United's quarter: By the numbers
United Continental posted a 2.4% year-over-year revenue decline last quarter, as a 2.1% increase in capacity was more than offset by lower revenue per available seat mile. United's third-quarter revenue of $10.31 billion was right in line with analysts' expectations.

In total, passenger revenue per available seat mile (PRASM) declined 5.8% year over year in Q3. That was near the midpoint of United's updated guidance. Domestic PRASM fell just 1.6%, whereas international PRASM plummeted 9.3% year over year. The weak international numbers were caused by the strong dollar and falling fuel surcharges for many international routes.

United's costs dropped sharply last quarter, primarily due to plummeting fuel prices. Economic fuel expense fell to $1.97/gallon during the quarter -- despite hedging losses of $0.25/gallon -- compared to $3.01/gallon a year earlier. Non-fuel unit costs (excluding profit sharing and other items) declined 1.5% year over year as United's multi-year cost-cutting program gained traction. The strong dollar also reduced operating costs in foreign markets.

United's revenue fell last quarter, but costs fell even more.

The sharp drop in unit costs, particularly from fuel, drove a 65% year-over-year increase in EPS, to $4.53. This was just $0.02 shy of the average analyst estimate.

Looking ahead
For the fourth quarter, United expects slight improvement in its unit revenue trajectory. PRASM is expected to decline 4%-6%, compared to last quarter's 5.8% decline.

To get its unit revenue back on track, United is moderating its international capacity growth. In Q3, United increased domestic capacity by just 0.5%, while it boosted international capacity by 4% compared to the prior-year quarter. By contrast, in Q4, United plans to grow international capacity just 0.6%-1.6%, while growing a little faster in the domestic market.
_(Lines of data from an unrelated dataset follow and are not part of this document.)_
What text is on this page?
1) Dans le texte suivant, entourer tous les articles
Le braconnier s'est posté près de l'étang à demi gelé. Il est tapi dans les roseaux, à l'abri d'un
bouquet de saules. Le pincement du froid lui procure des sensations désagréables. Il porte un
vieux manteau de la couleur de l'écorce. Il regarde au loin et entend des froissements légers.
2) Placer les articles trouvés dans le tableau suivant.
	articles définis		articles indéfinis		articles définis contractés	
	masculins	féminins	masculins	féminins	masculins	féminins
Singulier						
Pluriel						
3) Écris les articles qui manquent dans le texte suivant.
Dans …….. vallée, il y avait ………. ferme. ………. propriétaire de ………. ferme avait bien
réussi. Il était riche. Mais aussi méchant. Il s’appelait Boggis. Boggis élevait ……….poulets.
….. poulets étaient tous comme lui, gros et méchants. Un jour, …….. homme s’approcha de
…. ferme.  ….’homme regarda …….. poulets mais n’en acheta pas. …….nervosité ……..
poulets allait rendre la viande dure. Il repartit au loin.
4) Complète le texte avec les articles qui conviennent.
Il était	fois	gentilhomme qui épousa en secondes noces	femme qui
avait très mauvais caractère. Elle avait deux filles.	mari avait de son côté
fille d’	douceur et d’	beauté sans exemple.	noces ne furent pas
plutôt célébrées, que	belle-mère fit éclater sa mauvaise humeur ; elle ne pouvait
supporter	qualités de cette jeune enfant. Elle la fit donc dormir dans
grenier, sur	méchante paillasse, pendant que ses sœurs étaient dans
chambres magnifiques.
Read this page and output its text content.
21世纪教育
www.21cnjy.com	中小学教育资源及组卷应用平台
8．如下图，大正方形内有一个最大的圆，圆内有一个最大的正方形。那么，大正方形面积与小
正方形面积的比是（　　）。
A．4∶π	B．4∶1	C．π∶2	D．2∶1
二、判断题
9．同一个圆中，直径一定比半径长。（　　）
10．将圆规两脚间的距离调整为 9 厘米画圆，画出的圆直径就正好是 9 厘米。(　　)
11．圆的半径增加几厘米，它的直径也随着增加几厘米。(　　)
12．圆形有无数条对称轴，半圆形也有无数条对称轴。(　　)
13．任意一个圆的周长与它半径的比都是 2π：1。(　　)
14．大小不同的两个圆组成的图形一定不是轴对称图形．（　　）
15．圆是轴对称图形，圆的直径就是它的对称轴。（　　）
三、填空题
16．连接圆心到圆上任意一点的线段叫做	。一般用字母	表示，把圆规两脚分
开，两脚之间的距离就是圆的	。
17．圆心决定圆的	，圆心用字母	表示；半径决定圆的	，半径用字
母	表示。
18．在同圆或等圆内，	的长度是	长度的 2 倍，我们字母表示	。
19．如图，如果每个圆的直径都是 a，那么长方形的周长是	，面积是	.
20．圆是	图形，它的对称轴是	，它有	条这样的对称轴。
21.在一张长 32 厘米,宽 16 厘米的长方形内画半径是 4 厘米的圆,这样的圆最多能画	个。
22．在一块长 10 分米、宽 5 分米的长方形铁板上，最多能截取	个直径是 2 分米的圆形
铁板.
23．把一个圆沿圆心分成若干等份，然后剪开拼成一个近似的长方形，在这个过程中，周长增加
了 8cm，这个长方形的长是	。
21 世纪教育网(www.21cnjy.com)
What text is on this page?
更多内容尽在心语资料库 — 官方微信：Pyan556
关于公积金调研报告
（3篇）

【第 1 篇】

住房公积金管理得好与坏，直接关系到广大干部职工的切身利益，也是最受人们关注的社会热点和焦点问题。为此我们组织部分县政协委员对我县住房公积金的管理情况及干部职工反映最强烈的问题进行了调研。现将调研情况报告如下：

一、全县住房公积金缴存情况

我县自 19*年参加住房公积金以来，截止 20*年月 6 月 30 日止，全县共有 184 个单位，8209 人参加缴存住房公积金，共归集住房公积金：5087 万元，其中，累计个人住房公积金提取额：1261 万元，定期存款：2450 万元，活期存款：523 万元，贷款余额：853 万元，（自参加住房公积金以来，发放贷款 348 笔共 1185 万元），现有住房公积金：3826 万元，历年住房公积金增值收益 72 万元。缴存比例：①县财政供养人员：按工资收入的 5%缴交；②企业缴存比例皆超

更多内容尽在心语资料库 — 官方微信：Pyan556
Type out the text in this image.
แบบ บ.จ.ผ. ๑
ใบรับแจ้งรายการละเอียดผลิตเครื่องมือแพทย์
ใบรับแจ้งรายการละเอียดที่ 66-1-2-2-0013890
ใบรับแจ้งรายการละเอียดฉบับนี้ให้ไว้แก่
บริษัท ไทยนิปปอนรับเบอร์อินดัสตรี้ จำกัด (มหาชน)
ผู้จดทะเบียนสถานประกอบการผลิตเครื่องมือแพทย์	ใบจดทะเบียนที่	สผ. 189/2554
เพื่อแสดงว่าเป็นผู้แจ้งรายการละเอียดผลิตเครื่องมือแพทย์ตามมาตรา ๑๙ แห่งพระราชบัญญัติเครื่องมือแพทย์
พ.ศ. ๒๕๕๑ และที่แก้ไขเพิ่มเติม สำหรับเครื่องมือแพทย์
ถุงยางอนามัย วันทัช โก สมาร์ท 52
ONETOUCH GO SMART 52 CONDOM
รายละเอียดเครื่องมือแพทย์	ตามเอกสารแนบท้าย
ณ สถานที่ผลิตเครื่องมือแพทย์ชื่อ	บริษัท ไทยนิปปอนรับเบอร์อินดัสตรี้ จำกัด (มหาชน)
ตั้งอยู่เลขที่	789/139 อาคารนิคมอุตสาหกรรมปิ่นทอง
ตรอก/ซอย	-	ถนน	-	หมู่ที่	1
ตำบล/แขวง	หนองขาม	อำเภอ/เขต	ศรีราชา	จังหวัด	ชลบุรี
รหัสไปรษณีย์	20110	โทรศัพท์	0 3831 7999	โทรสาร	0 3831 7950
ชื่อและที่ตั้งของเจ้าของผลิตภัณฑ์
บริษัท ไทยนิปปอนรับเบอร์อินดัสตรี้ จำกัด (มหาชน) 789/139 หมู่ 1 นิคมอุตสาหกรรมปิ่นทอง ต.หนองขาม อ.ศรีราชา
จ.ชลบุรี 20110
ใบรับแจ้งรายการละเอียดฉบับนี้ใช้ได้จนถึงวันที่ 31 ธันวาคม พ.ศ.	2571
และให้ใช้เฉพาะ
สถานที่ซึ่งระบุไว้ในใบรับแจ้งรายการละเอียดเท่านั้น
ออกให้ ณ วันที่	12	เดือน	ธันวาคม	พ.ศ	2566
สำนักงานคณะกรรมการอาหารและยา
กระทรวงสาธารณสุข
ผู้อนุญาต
That said, United probably needs to be even more aggressive in pruning international capacity in order to return to unit revenue growth in 2016. Earlier this year, United announced plans to reconfigure 10 widebody 777-200s for domestic service, which will definitely help on that front.

Even with PRASM continuing to fall at a mid-single-digit rate, United Continental expects to post another substantial profit improvement in Q4. The company expects its pre-tax margin to reach 9.5%-11.5%, compared to just 5% in Q4 2014. Once again, the profit growth will be driven by tight non-fuel cost control and lower fuel prices.

For 2016, United is on pace to continue benefiting from fuel cost savings, as it has incurred substantial hedging losses in 2015 but hasn't hedged much for next year. As a result, if the company can stabilize its unit revenue, its pre-tax income should continue rising. But it will be important to hear about United's plans for getting unit revenue back to the flat line.

Longer term, United will need strong leadership to claw its way back to the top of the industry. With United Continental now on its third CEO over the past two months, this is still a big question mark.